Rhododendron Eradication – Manual – Difficult
Date published: 22 July, 2017
For recent changes to this guidance, please see the bottom of the page.
Difficult specification: the slope of the ground is greater than 33 per cent.
For the Woodland Improvement Grant – Habitats and Species option, this capital item will be targeted at those priority areas identified as red and orange in the ‘Rhododendron Control Target Areas’ as shown in the ‘FGS (2014-20) Target Areas’ folder on the Forestry Commission Scotland Map Viewer.
Applications for areas outwith the red and orange areas will need to make the case for being funded (e.g. by including a letter of support from Forestry Commission Scotland or Scottish Natural Heritage).
Please refer to the Prioritising control of rhododendron guidance.

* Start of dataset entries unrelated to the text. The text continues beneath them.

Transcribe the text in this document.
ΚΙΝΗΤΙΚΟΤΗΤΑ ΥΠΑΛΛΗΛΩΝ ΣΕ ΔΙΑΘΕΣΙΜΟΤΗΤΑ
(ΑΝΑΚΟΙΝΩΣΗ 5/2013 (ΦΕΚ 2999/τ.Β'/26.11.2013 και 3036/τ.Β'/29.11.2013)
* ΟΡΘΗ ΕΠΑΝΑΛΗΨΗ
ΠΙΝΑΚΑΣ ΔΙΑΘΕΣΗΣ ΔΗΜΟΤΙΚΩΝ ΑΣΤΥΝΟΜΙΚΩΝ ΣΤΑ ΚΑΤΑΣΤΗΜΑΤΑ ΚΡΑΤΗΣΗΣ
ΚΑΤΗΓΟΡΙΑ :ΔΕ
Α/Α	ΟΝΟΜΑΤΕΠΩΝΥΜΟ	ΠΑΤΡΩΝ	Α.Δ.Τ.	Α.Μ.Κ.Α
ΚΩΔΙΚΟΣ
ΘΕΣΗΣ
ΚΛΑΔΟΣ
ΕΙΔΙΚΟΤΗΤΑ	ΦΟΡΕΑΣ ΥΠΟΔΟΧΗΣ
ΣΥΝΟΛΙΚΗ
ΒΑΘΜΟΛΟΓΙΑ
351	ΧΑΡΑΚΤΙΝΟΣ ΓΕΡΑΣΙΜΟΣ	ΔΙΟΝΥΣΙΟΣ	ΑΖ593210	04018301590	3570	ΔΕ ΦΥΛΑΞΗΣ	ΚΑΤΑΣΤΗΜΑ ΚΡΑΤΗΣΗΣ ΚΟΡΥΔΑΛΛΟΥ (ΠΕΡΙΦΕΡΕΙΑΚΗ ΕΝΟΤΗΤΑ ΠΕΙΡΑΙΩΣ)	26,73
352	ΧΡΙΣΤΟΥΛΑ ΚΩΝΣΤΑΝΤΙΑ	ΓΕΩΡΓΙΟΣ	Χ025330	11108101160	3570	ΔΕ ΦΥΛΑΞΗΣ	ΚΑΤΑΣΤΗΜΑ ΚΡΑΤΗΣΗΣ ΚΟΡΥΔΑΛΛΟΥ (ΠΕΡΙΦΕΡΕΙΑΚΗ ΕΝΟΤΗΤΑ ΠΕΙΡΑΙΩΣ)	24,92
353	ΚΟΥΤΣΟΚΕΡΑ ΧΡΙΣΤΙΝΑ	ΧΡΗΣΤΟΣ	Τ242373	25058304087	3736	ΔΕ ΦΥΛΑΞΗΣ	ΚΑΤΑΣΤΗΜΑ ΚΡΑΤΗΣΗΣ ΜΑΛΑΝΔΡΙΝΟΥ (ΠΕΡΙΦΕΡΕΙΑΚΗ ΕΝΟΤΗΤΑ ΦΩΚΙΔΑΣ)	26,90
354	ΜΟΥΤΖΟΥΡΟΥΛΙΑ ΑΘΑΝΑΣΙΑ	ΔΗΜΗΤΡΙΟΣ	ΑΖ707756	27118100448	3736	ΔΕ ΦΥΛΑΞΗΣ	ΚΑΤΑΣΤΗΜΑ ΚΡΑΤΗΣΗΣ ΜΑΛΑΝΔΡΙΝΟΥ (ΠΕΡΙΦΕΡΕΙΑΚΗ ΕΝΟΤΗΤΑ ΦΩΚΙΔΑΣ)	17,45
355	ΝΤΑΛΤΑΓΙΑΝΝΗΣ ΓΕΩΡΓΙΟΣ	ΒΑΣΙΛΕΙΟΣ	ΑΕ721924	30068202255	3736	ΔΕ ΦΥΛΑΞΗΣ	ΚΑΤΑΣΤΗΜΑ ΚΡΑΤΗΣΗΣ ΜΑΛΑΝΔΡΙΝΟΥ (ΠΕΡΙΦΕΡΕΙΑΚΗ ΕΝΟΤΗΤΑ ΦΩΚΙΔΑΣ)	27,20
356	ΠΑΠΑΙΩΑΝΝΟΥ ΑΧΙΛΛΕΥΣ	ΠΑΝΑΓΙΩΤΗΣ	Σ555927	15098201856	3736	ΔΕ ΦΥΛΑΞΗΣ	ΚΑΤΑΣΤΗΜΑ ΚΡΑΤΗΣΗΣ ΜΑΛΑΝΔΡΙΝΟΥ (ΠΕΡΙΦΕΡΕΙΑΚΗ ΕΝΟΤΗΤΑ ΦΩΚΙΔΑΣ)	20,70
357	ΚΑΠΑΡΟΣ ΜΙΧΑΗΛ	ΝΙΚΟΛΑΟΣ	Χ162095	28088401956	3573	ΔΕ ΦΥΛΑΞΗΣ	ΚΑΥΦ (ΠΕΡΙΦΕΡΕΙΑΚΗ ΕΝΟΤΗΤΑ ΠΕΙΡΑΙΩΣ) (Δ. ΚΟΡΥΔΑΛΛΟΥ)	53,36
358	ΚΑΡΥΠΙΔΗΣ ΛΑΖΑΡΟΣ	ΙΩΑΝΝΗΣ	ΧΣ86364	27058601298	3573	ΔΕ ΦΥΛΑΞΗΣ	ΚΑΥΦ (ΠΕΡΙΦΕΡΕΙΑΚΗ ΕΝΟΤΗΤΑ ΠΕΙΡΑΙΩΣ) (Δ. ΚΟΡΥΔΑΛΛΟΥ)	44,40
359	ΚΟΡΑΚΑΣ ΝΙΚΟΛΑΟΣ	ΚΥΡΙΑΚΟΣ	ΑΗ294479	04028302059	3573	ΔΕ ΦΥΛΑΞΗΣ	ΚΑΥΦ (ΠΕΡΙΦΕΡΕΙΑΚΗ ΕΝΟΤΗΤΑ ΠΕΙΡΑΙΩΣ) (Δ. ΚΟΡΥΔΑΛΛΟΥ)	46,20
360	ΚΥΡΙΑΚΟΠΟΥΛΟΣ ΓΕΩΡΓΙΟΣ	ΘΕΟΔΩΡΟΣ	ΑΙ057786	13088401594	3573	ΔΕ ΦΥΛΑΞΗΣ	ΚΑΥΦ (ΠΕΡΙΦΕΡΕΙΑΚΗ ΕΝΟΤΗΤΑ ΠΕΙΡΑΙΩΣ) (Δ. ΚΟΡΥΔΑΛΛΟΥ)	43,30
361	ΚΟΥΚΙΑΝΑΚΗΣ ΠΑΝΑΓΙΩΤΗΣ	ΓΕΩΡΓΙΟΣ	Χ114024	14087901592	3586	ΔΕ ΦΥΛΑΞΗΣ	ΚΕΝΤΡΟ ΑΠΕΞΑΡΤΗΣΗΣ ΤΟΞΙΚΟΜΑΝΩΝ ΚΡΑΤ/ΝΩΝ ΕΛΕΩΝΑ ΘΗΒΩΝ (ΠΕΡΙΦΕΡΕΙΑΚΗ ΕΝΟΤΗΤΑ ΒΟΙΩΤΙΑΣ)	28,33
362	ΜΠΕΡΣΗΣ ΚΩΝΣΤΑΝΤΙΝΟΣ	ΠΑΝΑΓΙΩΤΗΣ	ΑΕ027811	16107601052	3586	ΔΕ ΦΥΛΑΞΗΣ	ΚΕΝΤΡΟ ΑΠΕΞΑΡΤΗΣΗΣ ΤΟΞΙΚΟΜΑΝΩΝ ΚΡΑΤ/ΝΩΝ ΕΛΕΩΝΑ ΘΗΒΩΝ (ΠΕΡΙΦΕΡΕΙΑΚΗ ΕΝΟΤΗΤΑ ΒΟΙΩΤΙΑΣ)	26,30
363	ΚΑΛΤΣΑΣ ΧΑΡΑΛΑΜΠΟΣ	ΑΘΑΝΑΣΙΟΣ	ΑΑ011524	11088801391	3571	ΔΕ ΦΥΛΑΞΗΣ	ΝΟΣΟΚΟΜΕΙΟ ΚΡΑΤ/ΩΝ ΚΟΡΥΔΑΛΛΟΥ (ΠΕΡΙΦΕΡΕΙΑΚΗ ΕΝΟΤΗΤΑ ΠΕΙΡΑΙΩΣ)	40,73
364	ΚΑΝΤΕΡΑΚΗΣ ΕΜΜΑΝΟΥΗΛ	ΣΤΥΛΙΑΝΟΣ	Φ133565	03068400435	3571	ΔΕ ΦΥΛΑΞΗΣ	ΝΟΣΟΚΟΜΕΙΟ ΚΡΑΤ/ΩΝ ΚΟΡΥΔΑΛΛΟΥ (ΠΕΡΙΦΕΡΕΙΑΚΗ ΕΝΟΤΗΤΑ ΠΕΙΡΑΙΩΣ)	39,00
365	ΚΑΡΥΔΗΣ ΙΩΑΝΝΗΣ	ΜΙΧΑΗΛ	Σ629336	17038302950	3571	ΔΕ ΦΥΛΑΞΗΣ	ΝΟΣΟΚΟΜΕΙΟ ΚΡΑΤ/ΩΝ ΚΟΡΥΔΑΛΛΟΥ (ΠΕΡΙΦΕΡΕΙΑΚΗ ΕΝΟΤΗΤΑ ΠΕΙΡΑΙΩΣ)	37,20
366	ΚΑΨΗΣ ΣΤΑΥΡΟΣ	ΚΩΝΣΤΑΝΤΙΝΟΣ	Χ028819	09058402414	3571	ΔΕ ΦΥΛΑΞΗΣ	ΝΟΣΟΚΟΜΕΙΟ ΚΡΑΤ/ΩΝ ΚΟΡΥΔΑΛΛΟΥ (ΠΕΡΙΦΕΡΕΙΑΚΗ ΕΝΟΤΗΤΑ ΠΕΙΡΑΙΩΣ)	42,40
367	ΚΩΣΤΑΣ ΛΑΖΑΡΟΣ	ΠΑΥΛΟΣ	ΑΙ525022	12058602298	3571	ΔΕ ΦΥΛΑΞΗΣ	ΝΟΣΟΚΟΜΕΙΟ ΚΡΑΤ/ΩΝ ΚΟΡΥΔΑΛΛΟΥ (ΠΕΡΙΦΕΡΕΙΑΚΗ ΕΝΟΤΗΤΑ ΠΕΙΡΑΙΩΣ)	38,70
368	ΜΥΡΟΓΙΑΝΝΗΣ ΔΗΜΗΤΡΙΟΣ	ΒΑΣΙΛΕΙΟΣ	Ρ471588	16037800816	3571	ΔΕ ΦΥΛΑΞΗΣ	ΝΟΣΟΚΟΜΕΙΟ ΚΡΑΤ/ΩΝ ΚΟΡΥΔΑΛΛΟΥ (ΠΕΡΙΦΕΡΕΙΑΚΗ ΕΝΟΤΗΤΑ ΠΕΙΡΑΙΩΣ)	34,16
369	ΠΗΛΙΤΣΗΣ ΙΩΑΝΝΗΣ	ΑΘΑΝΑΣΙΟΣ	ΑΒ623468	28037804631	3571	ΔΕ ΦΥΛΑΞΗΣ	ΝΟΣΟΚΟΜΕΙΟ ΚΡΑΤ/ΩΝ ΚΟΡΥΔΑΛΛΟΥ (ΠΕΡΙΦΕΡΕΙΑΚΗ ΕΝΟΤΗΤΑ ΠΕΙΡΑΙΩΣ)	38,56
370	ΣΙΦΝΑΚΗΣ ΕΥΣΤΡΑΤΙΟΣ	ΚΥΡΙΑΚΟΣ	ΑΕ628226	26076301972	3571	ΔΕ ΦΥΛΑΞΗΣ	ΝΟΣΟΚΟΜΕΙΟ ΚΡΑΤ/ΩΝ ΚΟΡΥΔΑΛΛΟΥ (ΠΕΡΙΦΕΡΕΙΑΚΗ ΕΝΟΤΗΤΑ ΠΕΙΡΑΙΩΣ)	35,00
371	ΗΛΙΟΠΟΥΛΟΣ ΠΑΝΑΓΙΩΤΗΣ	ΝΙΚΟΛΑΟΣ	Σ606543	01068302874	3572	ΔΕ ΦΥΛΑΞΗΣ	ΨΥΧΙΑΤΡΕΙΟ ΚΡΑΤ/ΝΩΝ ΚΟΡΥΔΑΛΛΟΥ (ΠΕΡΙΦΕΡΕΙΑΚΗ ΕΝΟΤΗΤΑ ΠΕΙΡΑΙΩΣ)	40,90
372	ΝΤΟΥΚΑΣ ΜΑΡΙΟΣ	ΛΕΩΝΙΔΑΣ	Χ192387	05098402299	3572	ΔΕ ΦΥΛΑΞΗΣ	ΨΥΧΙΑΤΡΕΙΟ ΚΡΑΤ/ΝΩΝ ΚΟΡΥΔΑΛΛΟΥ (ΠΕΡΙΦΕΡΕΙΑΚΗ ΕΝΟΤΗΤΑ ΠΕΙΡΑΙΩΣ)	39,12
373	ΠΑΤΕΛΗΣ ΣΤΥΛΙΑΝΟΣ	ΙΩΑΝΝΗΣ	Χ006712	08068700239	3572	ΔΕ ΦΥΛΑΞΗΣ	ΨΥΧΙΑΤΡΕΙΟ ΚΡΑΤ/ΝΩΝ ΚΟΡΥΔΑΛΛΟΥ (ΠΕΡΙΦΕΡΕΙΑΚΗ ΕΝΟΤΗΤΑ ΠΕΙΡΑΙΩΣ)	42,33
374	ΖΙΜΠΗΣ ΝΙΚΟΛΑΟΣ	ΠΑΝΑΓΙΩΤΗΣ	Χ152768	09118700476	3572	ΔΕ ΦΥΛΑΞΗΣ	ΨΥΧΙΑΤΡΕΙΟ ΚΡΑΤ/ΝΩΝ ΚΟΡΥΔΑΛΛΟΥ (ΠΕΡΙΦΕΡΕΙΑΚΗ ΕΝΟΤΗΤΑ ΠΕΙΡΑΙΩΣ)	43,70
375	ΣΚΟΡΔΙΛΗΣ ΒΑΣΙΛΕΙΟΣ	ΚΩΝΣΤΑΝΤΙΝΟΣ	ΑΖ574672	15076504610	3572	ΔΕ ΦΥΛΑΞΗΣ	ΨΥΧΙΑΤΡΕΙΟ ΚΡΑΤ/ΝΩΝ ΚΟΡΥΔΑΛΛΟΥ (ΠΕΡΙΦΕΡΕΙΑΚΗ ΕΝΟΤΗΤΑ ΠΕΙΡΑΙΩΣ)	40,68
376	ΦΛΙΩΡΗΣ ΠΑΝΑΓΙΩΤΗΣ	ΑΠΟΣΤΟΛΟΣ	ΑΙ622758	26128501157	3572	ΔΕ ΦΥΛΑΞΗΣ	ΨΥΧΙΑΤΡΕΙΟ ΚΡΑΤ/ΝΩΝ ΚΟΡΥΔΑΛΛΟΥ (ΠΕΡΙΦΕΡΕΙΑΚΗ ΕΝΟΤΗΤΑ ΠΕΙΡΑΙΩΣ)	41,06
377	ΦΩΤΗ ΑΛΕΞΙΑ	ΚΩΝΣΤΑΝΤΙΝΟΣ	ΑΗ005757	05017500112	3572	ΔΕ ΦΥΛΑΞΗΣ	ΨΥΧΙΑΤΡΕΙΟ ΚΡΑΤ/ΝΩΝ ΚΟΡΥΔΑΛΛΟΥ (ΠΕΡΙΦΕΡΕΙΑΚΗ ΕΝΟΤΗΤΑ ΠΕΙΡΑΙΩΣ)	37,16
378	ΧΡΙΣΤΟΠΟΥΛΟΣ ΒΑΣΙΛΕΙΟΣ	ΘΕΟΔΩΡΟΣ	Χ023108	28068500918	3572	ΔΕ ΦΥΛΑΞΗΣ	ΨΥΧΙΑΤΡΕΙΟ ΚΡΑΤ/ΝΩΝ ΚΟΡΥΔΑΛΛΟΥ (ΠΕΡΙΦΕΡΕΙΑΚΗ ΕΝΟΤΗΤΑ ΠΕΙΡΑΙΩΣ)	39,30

These exceptional cases would include any designated site that is in unfavourable condition because of rhododendron, or which needs rhododendron control to maintain it in favourable condition.
The latter could include small areas of rhododendron on a site, which are not in themselves sufficient to make it unfavourable – five per cent cover is required for unfavourable – but since it spreads, any small amounts should be controlled as soon as possible to prevent future problems.
We might also consider there to be an exceptional case if there was rhododendron on adjacent land, which hadn’t spread onto a designated site yet.
Support for rhododendron control will be dependent on the applicant producing a Rhododendron Control Plan for the property (and ideally collaborating with adjacent neighbours) which will demonstrate a long term strategy to eradicate and control invasive rhododendron.
The plan should draw on the current advice and guidance given on the Forestry Commission Scotland website, and should reflect the structured and co-ordinated approach promoted in the new national rhododendron control strategy.
The plan must also, wherever needed, commit the applicant to working collaboratively with adjacent neighbours (Forestry Commission Scotland woodland officers may need to verify if collaborative work is required).
This plan must be attached to your application.
The plan must include:
- a map that details the extent and percentage cover of the rhododendron (to evidence the net area of hectares you will be claiming grant on), and categorises the rhododendron by grant type (for example: manual – difficult)
- details on the control method and follow-up for five years, justifying why this method is preferable to stem injection (which otherwise is our preferred method)
For the Tree Health option, this capital item is only available within Statutory Plant Health Notice areas and as dictated by the terms of the Statutory Plant Health Notice – therefore a Rhododendron Control Plan is not required.
This method of control must only be considered for sensitive sites and / or for difficult areas where mechanised or chemical clearance methods are not possible.
This operation is for the manual cutting and burning / chipping / stacking of rhododendron and includes costs for assessment and one initial chemical follow-up control. If a further follow-up is required this can be applied for separately.
All rhododendron to be removed must be cut as low as possible to the ground to minimise opportunity for re-growth.
If you are burning you must notify the Scottish Environment Protection Agency of the exempt activity under the Waste Management Licencing (Scotland) Regulations 2011 (Paragraphs 29 and 30). The amount burned must be less than 10 tonnes in a 24-hour period.
Take care positioning fires and make sure that site disturbance is kept to a minimum. Do not use tyres to start fires.
Claims can be made after the initial clearance has been carried out, but applicants must make sure that at year five there must be no rhododendron present on site.
The site must be surveyed at year four to make sure that eradication has been achieved. Please provide the survey results and photographic evidence to your woodland officer.
The site may be inspected by Forestry Commission Scotland at this time.
Guidance on what constitutes best practice rhododendron control can be found in the Forestry Commission Practice Guide ‘Managing and controlling invasive rhododendron’ published on the Forest Research website.
Please make sure you abide by conditions set out in the Forestry Grant Scheme claim form and guidance.